Paris-Express avait été tourné en 1928. Il ne l'aurait sans doute pas été en 1929, ni les années suivantes. A partir de 1929 en effet, date où les années noires succèdent aux années folles, Paris devient beaucoup moins accueillante. Nombreux sont alors les immigrés qui connaissent en France une misère aussi grande que celle qu’ils avaient cherché à fuir en quittant leur pays d’origine. Pour d’autres, il s’agissait d’abord d’échapper au regain d’antisémitisme, notamment en Europe de l’Est : parmi les amis de Prévert, c'était le cas d’Alexandre Trauner, qui avait fui à Paris l’antisémitisme d’Etat mis en place par l’amiral Miklos Horthy, comme cela l’avait été, vingt-cinq ans plus tôt, du père de Willy Ronis, qui en 1904 avait dû quitter la ville d’Odessa, en Ukraine, avec ses frères et sa sœur pour échapper aux pogroms qui, depuis 1881, se multipliaient dans la Russie tsariste. Cette immigration avait d'abord été encouragée par l'Etat, qui souhaitait compenser la crise démographique causée par le premier conflit mondial ; mais à partir de 1929, la politique d’immigration est interrompue et Paris devient moins accueillante. Le photographe Izis en fait l’amère expérience lorsqu’il décide de rejoindre la France pour fuir la pauvreté lituanienne :

« On savait qu’il y avait un problème, outre l’argent du voyage, parce qu’au consulat français on nous avait prévenu : " Sachez que vous n’aurez pas le droit de travailler en France." Car c’était une époque de chômage, la grande crise de 29, et l’étranger qui venait à Paris n’avait pas le droit de travailler. Nous on a écouté ça d’une oreille, quelle importance, on a un métier, on se débrouillera toujours. On ne savait pas que c’était très sérieux. Ça on l’a su une fois arrivé… »

Les juifs sous l'occupation.

Izis avait fuit la misère et l’antisémitisme latent de sa Lituanie natale, mais ils le rattrape : en juin 1940, les Allemands occupent Paris, le gouvernement français quitte la capitale et avec lui, de nombreux juifs fuient vers le Sud, parmi lesquels Izis.

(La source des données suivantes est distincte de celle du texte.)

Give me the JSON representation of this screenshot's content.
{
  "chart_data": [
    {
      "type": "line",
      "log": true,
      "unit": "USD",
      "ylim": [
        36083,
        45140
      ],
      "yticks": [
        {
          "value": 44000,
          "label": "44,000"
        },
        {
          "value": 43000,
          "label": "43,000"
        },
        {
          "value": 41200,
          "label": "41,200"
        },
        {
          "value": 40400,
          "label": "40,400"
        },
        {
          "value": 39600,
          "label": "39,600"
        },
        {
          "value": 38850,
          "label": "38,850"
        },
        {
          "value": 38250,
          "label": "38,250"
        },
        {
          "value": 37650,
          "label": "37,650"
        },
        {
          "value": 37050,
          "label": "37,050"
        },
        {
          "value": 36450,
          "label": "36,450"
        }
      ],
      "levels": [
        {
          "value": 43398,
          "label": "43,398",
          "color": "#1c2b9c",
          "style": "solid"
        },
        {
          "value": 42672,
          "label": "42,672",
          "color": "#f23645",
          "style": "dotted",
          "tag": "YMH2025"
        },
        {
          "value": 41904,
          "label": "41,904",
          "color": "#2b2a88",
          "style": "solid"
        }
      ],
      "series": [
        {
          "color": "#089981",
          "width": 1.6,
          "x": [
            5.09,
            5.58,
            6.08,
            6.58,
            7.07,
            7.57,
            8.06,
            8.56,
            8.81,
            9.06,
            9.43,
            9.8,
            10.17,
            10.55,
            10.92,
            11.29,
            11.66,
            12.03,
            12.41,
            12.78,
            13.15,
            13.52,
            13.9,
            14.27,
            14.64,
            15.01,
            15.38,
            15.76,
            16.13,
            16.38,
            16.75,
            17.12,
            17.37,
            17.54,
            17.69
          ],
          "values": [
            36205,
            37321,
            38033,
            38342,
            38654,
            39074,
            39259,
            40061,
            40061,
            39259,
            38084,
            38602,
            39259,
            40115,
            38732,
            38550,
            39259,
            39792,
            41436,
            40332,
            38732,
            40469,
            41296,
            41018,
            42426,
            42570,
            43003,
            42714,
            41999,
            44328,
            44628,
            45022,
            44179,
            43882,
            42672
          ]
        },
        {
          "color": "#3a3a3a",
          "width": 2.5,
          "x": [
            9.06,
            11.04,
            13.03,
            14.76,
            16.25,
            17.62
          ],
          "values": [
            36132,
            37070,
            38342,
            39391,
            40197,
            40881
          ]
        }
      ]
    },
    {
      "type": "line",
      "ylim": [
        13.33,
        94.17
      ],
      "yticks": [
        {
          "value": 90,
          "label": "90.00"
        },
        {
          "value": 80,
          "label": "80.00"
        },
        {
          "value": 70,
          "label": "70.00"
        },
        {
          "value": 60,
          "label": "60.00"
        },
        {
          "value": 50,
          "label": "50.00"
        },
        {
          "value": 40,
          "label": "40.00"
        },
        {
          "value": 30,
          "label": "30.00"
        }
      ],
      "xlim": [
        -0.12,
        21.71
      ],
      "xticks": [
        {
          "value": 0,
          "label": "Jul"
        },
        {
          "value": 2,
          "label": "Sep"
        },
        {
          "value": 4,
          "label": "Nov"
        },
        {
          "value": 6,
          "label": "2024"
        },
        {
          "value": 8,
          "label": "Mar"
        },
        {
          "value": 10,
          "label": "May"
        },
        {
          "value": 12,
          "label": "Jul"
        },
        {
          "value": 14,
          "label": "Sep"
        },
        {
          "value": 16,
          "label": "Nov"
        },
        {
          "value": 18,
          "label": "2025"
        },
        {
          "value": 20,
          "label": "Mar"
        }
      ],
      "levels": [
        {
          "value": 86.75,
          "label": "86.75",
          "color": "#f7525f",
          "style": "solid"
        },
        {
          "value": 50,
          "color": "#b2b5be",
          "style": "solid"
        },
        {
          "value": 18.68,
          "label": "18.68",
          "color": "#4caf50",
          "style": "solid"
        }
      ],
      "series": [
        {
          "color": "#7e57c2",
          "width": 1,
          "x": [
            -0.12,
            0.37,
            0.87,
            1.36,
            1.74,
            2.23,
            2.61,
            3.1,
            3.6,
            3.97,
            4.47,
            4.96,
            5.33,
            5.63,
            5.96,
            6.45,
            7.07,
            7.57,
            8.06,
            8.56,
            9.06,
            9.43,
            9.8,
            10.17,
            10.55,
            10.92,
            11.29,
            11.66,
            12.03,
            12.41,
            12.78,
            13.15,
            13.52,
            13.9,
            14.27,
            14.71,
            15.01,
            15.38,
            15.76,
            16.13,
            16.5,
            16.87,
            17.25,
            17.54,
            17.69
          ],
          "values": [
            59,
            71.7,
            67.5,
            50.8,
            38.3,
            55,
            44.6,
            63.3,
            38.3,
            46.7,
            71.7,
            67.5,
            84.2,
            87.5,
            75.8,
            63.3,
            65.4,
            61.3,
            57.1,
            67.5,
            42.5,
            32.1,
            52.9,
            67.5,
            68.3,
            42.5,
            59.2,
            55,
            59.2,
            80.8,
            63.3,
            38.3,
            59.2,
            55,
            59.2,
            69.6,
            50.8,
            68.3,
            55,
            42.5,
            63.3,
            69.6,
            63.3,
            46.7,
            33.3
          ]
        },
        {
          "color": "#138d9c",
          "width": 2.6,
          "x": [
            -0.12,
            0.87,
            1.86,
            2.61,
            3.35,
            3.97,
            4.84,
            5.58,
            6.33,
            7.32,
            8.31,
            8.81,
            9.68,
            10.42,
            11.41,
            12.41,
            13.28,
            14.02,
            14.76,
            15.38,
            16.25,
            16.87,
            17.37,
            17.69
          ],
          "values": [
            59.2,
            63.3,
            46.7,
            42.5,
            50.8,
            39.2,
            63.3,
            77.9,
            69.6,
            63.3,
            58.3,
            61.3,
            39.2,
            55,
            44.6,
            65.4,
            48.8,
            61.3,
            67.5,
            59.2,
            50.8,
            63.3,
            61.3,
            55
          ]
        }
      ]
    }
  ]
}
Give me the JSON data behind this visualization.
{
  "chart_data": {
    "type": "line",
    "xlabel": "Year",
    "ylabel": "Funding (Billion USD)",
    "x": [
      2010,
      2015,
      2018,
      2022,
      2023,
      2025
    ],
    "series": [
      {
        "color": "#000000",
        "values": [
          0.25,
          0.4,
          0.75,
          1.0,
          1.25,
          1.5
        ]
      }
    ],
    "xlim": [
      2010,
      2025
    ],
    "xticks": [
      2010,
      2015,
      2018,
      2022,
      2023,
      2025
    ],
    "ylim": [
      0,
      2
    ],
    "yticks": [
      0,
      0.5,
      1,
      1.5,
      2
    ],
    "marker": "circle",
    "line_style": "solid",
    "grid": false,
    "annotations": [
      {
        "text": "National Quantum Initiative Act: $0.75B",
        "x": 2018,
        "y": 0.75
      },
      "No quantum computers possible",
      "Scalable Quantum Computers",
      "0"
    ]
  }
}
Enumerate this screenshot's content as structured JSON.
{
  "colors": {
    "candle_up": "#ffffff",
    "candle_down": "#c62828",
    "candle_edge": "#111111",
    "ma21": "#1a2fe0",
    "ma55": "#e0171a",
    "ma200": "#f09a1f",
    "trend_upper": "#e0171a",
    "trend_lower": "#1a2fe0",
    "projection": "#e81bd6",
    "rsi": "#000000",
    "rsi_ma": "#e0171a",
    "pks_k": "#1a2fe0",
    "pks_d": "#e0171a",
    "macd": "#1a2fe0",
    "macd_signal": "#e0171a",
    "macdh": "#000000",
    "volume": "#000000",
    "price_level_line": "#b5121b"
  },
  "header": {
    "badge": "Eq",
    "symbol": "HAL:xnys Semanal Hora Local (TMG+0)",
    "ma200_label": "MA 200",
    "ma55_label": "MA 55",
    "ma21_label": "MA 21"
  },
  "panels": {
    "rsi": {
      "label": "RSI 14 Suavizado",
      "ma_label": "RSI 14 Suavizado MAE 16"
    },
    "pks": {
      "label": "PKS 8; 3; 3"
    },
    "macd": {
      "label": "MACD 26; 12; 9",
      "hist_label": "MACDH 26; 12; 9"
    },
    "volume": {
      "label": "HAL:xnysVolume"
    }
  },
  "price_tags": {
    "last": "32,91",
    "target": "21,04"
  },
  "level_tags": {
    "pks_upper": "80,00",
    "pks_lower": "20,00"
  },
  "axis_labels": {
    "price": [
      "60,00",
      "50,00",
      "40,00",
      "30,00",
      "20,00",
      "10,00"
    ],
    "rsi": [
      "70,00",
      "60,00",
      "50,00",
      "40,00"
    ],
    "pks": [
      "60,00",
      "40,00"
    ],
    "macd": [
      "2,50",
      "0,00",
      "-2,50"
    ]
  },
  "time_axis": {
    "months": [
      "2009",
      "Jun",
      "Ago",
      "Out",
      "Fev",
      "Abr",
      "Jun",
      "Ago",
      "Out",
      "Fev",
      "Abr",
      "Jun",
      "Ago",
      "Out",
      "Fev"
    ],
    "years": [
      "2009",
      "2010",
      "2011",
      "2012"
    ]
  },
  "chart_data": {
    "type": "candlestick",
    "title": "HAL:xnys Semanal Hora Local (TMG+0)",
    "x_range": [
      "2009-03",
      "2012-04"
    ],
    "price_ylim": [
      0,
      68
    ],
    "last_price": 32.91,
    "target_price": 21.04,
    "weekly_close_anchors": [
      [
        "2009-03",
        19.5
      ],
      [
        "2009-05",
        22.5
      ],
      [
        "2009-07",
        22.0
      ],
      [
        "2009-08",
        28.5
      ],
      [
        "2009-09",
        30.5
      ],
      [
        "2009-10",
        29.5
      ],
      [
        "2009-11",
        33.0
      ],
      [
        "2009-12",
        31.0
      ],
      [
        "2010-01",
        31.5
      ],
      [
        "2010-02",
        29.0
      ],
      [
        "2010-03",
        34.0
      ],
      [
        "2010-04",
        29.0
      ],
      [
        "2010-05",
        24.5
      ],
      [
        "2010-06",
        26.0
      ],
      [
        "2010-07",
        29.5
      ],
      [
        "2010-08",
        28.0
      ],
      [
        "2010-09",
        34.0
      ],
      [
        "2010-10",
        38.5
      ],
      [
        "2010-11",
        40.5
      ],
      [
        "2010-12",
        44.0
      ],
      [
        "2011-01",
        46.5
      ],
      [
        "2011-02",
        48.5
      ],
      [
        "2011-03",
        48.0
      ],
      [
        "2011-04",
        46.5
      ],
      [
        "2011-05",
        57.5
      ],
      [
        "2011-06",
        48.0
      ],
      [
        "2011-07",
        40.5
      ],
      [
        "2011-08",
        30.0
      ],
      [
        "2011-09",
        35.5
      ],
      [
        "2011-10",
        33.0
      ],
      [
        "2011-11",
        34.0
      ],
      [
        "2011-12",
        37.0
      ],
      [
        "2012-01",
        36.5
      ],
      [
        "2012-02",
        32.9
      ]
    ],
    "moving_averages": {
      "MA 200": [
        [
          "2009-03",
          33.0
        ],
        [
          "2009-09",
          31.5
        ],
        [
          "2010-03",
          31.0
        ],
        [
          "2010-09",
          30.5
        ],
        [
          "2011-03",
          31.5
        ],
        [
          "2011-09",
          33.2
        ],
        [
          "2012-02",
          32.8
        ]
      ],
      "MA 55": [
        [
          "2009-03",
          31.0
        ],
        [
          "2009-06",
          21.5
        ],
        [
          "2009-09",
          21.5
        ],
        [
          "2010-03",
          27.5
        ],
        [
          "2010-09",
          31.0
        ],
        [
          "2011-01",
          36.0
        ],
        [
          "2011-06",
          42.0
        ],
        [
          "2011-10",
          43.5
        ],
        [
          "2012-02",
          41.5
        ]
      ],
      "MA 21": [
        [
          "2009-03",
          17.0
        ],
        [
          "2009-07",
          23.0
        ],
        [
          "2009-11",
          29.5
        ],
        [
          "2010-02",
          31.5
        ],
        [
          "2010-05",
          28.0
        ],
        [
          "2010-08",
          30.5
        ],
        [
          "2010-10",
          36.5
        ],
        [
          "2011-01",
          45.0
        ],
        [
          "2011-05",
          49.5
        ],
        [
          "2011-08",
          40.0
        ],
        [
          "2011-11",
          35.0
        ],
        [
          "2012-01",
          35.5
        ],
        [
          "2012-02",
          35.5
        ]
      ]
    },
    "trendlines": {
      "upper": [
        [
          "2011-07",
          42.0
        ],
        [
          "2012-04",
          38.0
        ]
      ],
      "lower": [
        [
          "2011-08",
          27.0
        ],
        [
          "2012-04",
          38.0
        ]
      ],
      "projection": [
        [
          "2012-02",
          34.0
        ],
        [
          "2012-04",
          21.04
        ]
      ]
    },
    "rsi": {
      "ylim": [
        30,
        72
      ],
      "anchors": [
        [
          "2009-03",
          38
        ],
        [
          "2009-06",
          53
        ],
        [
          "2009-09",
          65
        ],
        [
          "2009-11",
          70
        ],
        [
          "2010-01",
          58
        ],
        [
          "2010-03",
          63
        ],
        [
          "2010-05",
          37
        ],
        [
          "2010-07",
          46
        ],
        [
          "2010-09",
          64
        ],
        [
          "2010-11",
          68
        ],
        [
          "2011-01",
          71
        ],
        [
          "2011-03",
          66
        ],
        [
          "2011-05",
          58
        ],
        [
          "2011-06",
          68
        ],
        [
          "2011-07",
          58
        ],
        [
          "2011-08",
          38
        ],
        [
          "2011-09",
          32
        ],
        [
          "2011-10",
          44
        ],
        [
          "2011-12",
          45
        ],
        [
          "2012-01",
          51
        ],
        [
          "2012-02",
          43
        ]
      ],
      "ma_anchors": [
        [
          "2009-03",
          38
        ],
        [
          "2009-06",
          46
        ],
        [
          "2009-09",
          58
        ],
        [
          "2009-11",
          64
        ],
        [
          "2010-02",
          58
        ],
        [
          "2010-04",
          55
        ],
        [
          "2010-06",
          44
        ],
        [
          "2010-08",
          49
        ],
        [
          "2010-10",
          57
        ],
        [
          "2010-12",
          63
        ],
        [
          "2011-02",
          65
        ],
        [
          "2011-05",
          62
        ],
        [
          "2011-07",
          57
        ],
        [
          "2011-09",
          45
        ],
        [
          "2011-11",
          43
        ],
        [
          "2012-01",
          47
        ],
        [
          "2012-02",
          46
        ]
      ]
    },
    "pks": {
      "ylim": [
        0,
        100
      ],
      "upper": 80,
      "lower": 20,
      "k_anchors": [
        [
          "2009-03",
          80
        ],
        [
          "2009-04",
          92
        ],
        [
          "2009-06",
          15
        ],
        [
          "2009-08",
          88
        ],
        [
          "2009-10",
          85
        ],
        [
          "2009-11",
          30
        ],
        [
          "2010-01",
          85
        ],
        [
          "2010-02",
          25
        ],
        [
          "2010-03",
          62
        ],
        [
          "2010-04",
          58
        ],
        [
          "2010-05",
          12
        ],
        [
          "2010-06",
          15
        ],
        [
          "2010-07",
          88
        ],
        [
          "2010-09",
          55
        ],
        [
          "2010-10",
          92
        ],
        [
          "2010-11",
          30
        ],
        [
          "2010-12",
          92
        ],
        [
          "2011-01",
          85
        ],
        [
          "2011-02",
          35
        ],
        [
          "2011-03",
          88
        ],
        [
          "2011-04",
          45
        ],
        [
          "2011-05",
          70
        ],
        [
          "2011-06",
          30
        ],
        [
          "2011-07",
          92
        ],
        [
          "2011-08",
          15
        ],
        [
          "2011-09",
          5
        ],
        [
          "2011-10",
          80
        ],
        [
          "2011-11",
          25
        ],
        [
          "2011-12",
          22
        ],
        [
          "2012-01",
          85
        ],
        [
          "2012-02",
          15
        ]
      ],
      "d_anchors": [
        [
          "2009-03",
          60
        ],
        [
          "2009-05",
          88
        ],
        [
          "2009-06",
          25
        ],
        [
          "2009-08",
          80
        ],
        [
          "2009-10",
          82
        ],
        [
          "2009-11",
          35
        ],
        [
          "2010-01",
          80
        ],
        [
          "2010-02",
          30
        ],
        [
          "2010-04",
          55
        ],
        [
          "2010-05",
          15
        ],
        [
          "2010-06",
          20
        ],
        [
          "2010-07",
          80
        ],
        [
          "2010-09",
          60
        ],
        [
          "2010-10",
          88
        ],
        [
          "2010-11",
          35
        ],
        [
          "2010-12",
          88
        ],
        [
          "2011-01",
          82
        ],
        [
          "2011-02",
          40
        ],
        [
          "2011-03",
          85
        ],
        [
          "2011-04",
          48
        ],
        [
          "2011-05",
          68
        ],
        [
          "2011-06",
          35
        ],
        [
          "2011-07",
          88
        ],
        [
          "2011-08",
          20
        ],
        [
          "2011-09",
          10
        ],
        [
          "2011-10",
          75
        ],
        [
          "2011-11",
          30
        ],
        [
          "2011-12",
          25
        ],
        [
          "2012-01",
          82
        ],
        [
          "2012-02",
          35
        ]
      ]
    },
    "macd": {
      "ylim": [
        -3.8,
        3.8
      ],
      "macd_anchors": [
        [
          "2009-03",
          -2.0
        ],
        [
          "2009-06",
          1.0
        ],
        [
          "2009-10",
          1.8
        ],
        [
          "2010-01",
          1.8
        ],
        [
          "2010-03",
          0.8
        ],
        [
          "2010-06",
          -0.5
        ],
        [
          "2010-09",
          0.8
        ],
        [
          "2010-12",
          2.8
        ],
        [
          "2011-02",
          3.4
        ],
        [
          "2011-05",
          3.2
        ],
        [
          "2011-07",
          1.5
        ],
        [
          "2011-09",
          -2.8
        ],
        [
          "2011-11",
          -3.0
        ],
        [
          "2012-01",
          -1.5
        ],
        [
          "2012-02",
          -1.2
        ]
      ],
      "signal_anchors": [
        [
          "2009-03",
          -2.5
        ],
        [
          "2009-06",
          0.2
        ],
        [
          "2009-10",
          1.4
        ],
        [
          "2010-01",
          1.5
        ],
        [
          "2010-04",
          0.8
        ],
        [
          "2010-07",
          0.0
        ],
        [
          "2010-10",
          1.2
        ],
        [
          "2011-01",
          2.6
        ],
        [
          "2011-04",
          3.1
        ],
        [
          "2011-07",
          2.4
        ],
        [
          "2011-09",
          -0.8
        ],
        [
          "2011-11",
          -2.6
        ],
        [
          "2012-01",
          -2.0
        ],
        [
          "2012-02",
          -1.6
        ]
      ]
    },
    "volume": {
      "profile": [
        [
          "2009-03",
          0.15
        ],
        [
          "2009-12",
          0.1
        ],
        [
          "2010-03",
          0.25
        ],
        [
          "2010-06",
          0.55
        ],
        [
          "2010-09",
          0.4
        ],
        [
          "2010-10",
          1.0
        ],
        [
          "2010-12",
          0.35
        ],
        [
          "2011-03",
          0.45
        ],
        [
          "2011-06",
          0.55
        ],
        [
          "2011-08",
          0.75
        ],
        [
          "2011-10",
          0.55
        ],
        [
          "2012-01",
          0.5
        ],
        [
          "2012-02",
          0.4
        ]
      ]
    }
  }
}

En juin 1940, alors que le soleil devait briller sur Paris comme sur les photos de Zucca, Prévert choisit de fuir la capitale, entraînant avec lui ceux de ses amis qui avaient le plus à craindre : Alexandre Trauner et Joseph Kosma, tous deux juifs hongrois. "Je dois avouer que c'est grâce à Prévert que nous avons tous survécu", confiera Trauner par la suite. Deux autres photographes les accompagnent : Brassaï et Jacques-André Boiffard. Le Paris de 1940 n'est plus celui de Paris-Express, et tous les moyens sont bons pour le quitter. A Paris, l’antisémitisme devient quotidien : une ordonnance du 2 octobre 1940 oblige les juifs à se faire recenser ; par la suite, une nouvelle ordonnance les dépouille de leurs commerces. Après les rafles du mois d’août 1941 à Paris et l’ouverture du camp de Drancy, les départs vers le Sud s’intensifient : le photographe Willy Ronis fait parti des nouveaux exilés – il fuit à Nice, où le photographe Eli Lotar lui a prêté un appartement et où il rencontrera bientôt Jacques Prévert.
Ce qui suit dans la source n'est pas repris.